ご存知のように、私の言葉は全て公式に記録され保管されています。今までも、そしてこれからもずっと。
ですので、正確かつ論理的にと言ってもよいのですが・・・・・いやいや、普通誰もが聞いて納得できる会話の内容での双方の合意でなければ賛成という合意が出たとしても結論とはならないのです。わかりますか?」
大統領は子供に諭すように宇宙人に言った。
「賛成と言うのがいけないのなら、反対だ。貴方、大統領は私に何を言わしたいのですか?
私が何も論理的に考えられない馬鹿だと言うのですか?」
宇宙人の手悪さで、紙は埋め尽くされ、鉛筆は芯がちびてしまっていた。
それでも、宇宙人は、執拗に紙に鉛筆をこすりつけた。
「いえ、いえ、違います。話がごちゃごちゃになってきましたね。
ひとまず元に戻して、火星の資源採掘には反対ですか?賛成ですか?
もう一度伺いましょう。」
「反対です。」
宇宙人は言った。
「反対ですか?先ほどは賛成とおっしゃいましたが?」
「私は反対だと言っている。今までも、これからもずっと反対だ。」
「どうも、おかしいですな。さっきは賛成とおっしゃった。今度は反対という。それでも賛成とは言っていないと言う。国防長官、どうするべきなのかね?」
大統領は、困った顔を向けた。
宇宙人は、すでに破けた紙も気にかけず、白い大理石の机を直に鉛筆でこすりつけていた。
「困りましたな大統領。」
「ああ、困った。翻訳機はちゃんと動いているのか?」
「はい。壊れてはいません。」
同時通訳が答えた。大統領の側近達ももう一度確認した。
宇宙人の握っている鉛筆が、ボキッツと折れた。
「あ、ごめんなさい。机を汚してしまいました。」
宇宙人は申し訳なさそうに言った。
大統領は、しばらく宇宙人をじっと見たあと、
「もう一度聞きます。火星の資源採掘には反対ですか?賛成ですか?」
「賛成です。さっきからもこれからもずっと賛成です。」
宇宙人は、はっきりとそしてきっぱりと言った。
「壊れていないよな、翻訳機。」
大統領はもう一度確認し、かつ尋ねた。
「さっきは反対だと言って、今は賛成だと言う。理由は何なのですか?」
「ええ、だから賛成なんです。これ以上答えようがありません。私が反対だったと言われますが、それはあなた、大統領の勘違いです。いや、私の勘違いです。断じて間違いありません。」
「よろしい!」
大統領は決断を下し
「国防長官。この宇宙人を連行しろ。可哀そうだが仕方がない。この宇宙人とは会話ができないからな。

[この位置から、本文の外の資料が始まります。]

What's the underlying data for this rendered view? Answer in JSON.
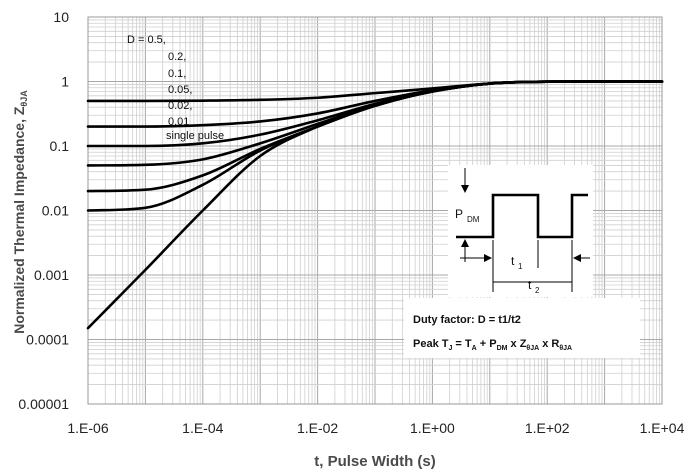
{
  "chart_data": {
    "type": "line",
    "title": "",
    "xlabel": "t, Pulse Width (s)",
    "ylabel": "Normalized Thermal Impedance, Z",
    "ylabel_subscript": "θJA",
    "xscale": "log",
    "yscale": "log",
    "xlim": [
      1e-06,
      10000
    ],
    "ylim": [
      1e-05,
      10
    ],
    "grid": true,
    "x_tick_labels": [
      "1.E-06",
      "1.E-04",
      "1.E-02",
      "1.E+00",
      "1.E+02",
      "1.E+04"
    ],
    "y_tick_labels": [
      "0.00001",
      "0.0001",
      "0.001",
      "0.01",
      "0.1",
      "1",
      "10"
    ],
    "legend_placement": "top-left",
    "x": [
      1e-06,
      1e-05,
      0.0001,
      0.001,
      0.01,
      0.1,
      1,
      10,
      100,
      1000,
      10000
    ],
    "series": [
      {
        "name": "D = 0.5,",
        "values": [
          0.5,
          0.5,
          0.505,
          0.52,
          0.56,
          0.66,
          0.78,
          0.93,
          0.995,
          1.0,
          1.0
        ]
      },
      {
        "name": "0.2,",
        "values": [
          0.2,
          0.2,
          0.21,
          0.24,
          0.32,
          0.5,
          0.73,
          0.93,
          0.995,
          1.0,
          1.0
        ]
      },
      {
        "name": "0.1,",
        "values": [
          0.1,
          0.1,
          0.11,
          0.15,
          0.25,
          0.45,
          0.71,
          0.93,
          0.995,
          1.0,
          1.0
        ]
      },
      {
        "name": "0.05,",
        "values": [
          0.05,
          0.051,
          0.062,
          0.11,
          0.22,
          0.43,
          0.7,
          0.93,
          0.995,
          1.0,
          1.0
        ]
      },
      {
        "name": "0.02,",
        "values": [
          0.02,
          0.021,
          0.035,
          0.09,
          0.2,
          0.42,
          0.7,
          0.93,
          0.995,
          1.0,
          1.0
        ]
      },
      {
        "name": "0.01",
        "values": [
          0.01,
          0.011,
          0.025,
          0.085,
          0.2,
          0.42,
          0.7,
          0.93,
          0.995,
          1.0,
          1.0
        ]
      },
      {
        "name": "single pulse",
        "values": [
          0.00015,
          0.0012,
          0.01,
          0.07,
          0.2,
          0.42,
          0.7,
          0.93,
          0.995,
          1.0,
          1.0
        ]
      }
    ],
    "annotations": {
      "pdm_label": "P",
      "pdm_sub": "DM",
      "t1_label": "t",
      "t1_sub": "1",
      "t2_label": "t",
      "t2_sub": "2",
      "duty_factor": "Duty factor: D = t1/t2",
      "peak_parts": [
        {
          "text": "Peak T",
          "sub": false
        },
        {
          "text": "J",
          "sub": true
        },
        {
          "text": " = T",
          "sub": false
        },
        {
          "text": "A",
          "sub": true
        },
        {
          "text": " + P",
          "sub": false
        },
        {
          "text": "DM",
          "sub": true
        },
        {
          "text": " x Z",
          "sub": false
        },
        {
          "text": "θJA",
          "sub": true
        },
        {
          "text": " x R",
          "sub": false
        },
        {
          "text": "θJA",
          "sub": true
        }
      ]
    },
    "colors": {
      "line": "#000000",
      "grid": "#c8c8c8",
      "axis_title": "#4a4a4a"
    }
  }
}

彼等の会話は言葉遊びに過ぎん。また、意思がまったく無い。と言うことは聞いてもしょうがないと言うことだ。
適切に保護する以外に方法が無かろう。」
と言った。
国民は大統領の決断を支持した。
宇宙人は?と言うと、適度に保護された環境で、地球人と接触を持たないように生活させると不思議と落ち着きを取り戻した。
しかし、地球人と話すと途端手をぶるぶる震わせて言うのだった。
「私達は地球人に強制的に隔離されている。これは人権問題である。私達は地球人との会話を望んでいる。」
と。
しかしながら、どんなに温厚な心理学者が話をしても、また忍耐強い言語学者が話しても彼等宇宙人との会話は成立しなかった。
ただ、お互いがお互いを嫌うようになるのは間違いのない結果であった。